Auch diese Tiere darf man sich nicht „aneignen“. Bei unter Naturschutz stehenden Arten es ist aber zulässig, kranke oder verletzte „Findlinge“ zur Pflege aufzunehmen, wenn sie danach wieder umgehend in die Natur entlassen werden. Ist das nicht möglich, sollte die Naturschutzbehörde des jeweiligen Bezirkes (Natur- und Grünflächenamt) verständigt werden. Arten, die unter besonders strenge Schutzbestimmungen fallen (Greifvögel, Eulen, Fledermäuse), müssen unverzüglich an Spezialisten weitergegeben werden.
Fundtiere
Im Gegensatz zu herrenlosen Tieren sind Fundtiere entwichene Heimtiere (Hund, Katze, Ziervogel etc.), die einen derzeit nicht bekannten Eigentümer haben. Im Sinne des Gesetzgebers sind sie also nicht herrenlos und darum auch nicht Eigentum des Finders.

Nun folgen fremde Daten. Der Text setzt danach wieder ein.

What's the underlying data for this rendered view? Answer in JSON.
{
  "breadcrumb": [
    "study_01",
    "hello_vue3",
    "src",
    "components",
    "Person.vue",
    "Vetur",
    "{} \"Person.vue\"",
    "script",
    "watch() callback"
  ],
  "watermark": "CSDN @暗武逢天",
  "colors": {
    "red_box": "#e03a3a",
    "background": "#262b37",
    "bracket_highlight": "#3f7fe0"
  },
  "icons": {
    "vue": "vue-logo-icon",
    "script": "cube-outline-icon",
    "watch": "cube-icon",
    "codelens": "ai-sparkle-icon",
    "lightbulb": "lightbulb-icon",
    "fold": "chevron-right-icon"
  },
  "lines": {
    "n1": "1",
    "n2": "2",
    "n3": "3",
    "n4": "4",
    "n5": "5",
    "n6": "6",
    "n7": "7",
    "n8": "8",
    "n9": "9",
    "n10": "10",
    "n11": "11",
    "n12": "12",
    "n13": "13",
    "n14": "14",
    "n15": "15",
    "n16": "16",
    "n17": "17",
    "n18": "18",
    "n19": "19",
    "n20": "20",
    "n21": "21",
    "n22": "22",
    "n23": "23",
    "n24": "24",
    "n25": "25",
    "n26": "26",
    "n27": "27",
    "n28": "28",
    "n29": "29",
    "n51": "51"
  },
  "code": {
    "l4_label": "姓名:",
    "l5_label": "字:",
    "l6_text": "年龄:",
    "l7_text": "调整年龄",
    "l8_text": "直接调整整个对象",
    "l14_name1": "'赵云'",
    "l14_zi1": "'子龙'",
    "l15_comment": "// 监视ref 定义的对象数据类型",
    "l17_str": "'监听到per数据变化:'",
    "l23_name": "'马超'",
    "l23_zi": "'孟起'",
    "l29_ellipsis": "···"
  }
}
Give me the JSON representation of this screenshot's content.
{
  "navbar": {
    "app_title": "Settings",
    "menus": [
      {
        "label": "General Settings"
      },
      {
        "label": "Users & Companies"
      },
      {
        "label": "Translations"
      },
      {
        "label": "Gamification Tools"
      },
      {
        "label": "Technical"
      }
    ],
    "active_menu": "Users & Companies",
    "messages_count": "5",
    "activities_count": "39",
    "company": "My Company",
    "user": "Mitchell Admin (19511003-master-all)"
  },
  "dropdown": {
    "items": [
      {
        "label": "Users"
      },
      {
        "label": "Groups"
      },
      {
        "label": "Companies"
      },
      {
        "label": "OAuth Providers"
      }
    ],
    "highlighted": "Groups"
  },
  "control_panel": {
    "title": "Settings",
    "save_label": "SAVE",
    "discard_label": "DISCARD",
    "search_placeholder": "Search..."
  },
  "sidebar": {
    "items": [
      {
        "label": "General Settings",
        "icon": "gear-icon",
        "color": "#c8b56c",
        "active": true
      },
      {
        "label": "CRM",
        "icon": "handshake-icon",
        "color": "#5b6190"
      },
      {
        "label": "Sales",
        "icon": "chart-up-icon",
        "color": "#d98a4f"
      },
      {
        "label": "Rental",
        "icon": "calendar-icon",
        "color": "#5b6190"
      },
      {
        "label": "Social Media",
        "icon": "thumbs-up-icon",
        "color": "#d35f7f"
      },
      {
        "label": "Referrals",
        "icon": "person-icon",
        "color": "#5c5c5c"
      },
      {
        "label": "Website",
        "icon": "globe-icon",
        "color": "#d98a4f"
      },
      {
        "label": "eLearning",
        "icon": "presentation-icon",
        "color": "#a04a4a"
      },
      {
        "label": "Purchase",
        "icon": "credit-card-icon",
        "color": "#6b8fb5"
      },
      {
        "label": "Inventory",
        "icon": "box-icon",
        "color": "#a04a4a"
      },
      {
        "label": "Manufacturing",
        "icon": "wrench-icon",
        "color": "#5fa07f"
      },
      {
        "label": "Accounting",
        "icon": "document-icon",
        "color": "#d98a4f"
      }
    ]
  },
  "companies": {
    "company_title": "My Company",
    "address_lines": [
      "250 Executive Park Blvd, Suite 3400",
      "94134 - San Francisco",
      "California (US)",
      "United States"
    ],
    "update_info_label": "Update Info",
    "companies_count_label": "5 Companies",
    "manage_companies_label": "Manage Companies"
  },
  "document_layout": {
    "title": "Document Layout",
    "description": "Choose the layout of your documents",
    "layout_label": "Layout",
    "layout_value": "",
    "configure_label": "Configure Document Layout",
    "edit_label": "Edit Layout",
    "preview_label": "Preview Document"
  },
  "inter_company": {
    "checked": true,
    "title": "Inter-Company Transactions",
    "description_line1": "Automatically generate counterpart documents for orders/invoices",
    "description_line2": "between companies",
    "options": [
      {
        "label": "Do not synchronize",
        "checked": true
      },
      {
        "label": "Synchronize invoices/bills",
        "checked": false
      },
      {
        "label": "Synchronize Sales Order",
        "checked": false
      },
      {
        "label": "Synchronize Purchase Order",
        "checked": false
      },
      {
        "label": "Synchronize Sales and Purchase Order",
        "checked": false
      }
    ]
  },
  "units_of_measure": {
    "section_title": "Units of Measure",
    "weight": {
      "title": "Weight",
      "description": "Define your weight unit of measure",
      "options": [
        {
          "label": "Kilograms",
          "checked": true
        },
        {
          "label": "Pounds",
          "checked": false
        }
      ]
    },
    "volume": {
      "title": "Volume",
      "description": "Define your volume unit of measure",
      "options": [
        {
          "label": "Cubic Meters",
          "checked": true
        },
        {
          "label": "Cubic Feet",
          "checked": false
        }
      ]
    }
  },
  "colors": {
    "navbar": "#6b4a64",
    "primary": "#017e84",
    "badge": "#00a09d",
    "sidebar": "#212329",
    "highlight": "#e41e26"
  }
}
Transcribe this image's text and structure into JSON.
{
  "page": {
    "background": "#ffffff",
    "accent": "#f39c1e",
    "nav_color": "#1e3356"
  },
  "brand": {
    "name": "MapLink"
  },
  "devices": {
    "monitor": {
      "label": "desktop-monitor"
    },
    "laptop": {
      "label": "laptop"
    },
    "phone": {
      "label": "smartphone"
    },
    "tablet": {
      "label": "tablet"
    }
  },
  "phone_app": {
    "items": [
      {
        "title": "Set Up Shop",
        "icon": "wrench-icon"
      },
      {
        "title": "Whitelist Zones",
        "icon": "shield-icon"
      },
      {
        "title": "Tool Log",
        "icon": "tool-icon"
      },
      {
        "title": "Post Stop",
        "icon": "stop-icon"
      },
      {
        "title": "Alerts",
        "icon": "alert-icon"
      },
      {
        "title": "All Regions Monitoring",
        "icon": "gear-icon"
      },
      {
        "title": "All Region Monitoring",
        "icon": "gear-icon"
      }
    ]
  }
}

Wer ein solches Tier findet, ist verpflichtet, es der Tiersammelstelle des Landes Berlin, Amt für „regionalisierte Ordnungsaufgaben“, im Tierheim Berlin zu übergeben (Fundrecht nach BGB §§ 965 - 984). Wenn sich nach einer Frist von fünf Tagen (bei Hunden) und drei Tagen (Katzen) der Tiereigentümer nicht meldet, geht der „Fund“ automatisch in das Eigentum des Tierschutzvereins über. Das Tier kann dann weitervermittelt werden, auf Wunsch auch an den Finder. Meldet sich innerhalb der nächsten sechs Monate doch noch der Vorbesitzer, muss das Tier an ihn zurückgegeben werden (siehe Fundrecht).